Niedertemperaturheizungen / Heizwertanlagen

In zahlreichen Wohnungen zumeist in Stadtgebieten kommen Niedertemperaturheizungen in Form von Gasetagenheizungen zum Einsatz.

Diese Heizungen haben noch immer Ihren Anwendungsbereich. Es gibt sie als reine Heizthermen oder auch als Kombithermen. Heizthermen übernehmen ausschließlich die Wärmeversorgung z. B. einer Wohnung, Kombithermen übernehmen dagegen zusätzlich die Warmwasserbereitung. Dank moderner Brenner und stromsparenden Pumpen sorgen diese Anlagen, ohne aufwändige Umbaumaßnahmen und hohe Investitionen, für einen erheblichen Zugewinn an Energieeffizienz. Im Rahmen von z. B. Modernisierungen lassen sich diese Geräte 1 zu 1 tauschen. 
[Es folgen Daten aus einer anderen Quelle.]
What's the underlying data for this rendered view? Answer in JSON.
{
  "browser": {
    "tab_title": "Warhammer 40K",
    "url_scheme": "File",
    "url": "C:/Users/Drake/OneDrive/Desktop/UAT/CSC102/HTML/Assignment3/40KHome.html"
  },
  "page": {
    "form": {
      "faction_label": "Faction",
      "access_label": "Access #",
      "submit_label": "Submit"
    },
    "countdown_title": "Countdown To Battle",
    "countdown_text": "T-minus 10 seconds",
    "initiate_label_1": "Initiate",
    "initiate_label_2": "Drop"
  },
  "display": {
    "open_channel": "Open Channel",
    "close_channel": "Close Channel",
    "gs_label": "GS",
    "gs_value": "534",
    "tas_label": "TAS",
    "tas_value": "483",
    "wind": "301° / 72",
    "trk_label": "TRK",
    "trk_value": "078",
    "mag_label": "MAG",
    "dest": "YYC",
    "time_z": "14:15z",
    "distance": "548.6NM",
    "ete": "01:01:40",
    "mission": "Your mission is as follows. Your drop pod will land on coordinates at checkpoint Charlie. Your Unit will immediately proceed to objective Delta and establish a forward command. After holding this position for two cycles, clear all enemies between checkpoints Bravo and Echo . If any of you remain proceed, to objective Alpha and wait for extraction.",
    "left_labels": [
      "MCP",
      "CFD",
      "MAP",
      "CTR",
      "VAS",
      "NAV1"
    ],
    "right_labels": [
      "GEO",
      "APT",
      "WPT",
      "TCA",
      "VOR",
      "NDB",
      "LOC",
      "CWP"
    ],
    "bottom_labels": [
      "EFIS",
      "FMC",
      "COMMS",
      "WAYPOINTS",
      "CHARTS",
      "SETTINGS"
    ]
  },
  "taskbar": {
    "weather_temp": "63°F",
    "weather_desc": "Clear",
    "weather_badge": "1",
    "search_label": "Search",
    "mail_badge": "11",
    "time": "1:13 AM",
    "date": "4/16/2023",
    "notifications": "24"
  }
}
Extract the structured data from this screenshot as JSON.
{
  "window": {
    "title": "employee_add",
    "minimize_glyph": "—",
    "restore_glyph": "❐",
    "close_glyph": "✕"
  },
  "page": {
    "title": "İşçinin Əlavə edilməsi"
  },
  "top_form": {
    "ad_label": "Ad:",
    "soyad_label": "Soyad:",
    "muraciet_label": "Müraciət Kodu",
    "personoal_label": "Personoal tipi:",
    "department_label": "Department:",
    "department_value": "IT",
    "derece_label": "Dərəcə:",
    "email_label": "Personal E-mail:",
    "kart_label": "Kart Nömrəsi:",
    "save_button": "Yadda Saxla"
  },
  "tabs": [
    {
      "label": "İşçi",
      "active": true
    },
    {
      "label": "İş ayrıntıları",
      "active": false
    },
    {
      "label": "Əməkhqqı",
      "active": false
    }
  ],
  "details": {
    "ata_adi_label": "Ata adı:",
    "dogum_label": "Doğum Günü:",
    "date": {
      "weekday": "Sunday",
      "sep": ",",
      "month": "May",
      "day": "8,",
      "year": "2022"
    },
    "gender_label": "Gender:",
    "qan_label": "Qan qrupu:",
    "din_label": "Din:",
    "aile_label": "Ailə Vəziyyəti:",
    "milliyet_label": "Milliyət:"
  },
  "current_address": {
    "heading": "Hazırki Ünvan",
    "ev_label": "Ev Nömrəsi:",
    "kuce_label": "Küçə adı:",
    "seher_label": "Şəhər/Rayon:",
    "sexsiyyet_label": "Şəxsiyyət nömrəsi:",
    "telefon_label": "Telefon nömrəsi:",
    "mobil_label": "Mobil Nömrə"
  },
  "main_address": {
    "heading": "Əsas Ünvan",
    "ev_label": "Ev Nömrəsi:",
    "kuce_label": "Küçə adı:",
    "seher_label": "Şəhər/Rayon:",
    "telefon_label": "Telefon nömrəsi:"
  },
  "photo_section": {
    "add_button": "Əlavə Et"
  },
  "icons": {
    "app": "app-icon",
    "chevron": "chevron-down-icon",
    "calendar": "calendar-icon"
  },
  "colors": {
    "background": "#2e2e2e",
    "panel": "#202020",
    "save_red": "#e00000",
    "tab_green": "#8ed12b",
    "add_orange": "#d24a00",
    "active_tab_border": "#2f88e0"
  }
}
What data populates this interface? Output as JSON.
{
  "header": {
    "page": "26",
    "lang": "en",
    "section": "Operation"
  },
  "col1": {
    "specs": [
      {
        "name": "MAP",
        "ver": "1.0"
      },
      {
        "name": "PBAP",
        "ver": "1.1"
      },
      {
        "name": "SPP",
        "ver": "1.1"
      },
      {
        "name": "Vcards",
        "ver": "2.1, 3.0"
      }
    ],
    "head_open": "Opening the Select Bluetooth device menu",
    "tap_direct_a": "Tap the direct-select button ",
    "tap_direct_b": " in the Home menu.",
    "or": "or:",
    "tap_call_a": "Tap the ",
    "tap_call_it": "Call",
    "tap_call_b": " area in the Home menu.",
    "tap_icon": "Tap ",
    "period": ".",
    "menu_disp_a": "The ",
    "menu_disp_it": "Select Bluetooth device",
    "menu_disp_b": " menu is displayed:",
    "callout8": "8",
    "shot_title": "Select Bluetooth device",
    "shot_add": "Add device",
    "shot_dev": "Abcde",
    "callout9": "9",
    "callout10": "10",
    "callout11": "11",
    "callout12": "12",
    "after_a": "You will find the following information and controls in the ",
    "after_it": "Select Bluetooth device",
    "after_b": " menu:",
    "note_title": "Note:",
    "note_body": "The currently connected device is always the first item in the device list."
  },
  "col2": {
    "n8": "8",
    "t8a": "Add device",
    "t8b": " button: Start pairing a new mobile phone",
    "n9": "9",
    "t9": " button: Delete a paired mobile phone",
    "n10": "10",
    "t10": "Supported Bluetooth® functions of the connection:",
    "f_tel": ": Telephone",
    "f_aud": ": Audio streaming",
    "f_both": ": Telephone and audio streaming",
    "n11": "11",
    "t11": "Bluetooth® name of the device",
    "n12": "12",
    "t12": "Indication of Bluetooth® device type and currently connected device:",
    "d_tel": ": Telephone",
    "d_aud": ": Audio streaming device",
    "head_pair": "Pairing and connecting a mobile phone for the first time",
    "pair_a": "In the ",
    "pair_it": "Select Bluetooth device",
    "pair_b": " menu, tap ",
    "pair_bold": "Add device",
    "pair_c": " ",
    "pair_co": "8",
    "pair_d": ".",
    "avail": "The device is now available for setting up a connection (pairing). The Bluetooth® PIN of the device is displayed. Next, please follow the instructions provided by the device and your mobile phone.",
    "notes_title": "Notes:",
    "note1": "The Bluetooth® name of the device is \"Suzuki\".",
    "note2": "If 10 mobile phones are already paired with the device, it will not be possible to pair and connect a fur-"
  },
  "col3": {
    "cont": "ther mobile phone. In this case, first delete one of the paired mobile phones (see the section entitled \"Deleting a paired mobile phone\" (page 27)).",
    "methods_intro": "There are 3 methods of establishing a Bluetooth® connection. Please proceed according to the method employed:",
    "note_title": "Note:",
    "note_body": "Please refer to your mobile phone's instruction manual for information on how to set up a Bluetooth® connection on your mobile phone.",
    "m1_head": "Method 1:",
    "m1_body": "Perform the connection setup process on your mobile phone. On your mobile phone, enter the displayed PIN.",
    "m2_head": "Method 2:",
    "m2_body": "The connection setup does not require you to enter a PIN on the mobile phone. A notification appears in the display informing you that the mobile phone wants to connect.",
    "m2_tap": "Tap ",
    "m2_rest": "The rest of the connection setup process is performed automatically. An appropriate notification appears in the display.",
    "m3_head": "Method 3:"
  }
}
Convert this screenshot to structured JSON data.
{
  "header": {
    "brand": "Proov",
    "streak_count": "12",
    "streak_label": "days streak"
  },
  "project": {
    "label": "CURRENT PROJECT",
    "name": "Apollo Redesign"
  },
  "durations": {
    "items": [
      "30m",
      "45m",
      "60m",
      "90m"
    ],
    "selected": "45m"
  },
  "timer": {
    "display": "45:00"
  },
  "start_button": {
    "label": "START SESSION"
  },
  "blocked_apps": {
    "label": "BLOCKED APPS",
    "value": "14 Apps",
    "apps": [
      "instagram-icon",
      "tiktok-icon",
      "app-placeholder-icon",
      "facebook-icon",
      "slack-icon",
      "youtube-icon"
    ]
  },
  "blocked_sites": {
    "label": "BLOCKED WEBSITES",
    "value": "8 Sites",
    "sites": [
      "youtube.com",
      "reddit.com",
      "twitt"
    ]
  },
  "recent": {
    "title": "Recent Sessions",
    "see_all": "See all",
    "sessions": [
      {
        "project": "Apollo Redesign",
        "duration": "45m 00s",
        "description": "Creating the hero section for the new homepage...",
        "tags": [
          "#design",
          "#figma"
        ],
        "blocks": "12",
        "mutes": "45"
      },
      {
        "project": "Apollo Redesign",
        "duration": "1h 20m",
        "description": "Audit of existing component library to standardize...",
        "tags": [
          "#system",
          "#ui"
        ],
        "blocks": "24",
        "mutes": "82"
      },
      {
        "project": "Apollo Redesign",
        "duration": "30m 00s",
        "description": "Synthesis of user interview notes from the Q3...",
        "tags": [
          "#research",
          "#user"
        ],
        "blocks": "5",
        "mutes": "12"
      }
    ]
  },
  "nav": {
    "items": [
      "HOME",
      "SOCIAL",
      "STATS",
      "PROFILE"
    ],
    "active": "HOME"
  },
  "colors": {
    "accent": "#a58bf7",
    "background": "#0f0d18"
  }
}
In Verbindung mit einem Raumregler oder witterungsgeführten Steuerungen arbeiten diese Anlagen modulierend! In größerer Bauart stehen Niedertemperatur bzw. Heizwertanlagen für die zentrale Wärmeversorgung in Form stehender Kessel zur Verfügung.

Heizkessel in Niedertemperatur-Technologie stehen für Erdgas und Heizöl zur Verfügung Diese Anlagen erfordern die geringsten Geräte-Investitionen, zählen heute jedoch höchstens noch zum Mindeststandard.

Der Grund:

Sie nutzen die im Brennstoff enthaltene Energie nicht so effizient wie die Brennwerttechnik. Niedertemperaturkessel verbrauchen zwar 20% bis 30% weniger Brennstoff als die Generation der Uraltkessel die noch immer in einigen Heizungskellern zu finden sind, technisch machbar ist heute jedoch erheblich mehr.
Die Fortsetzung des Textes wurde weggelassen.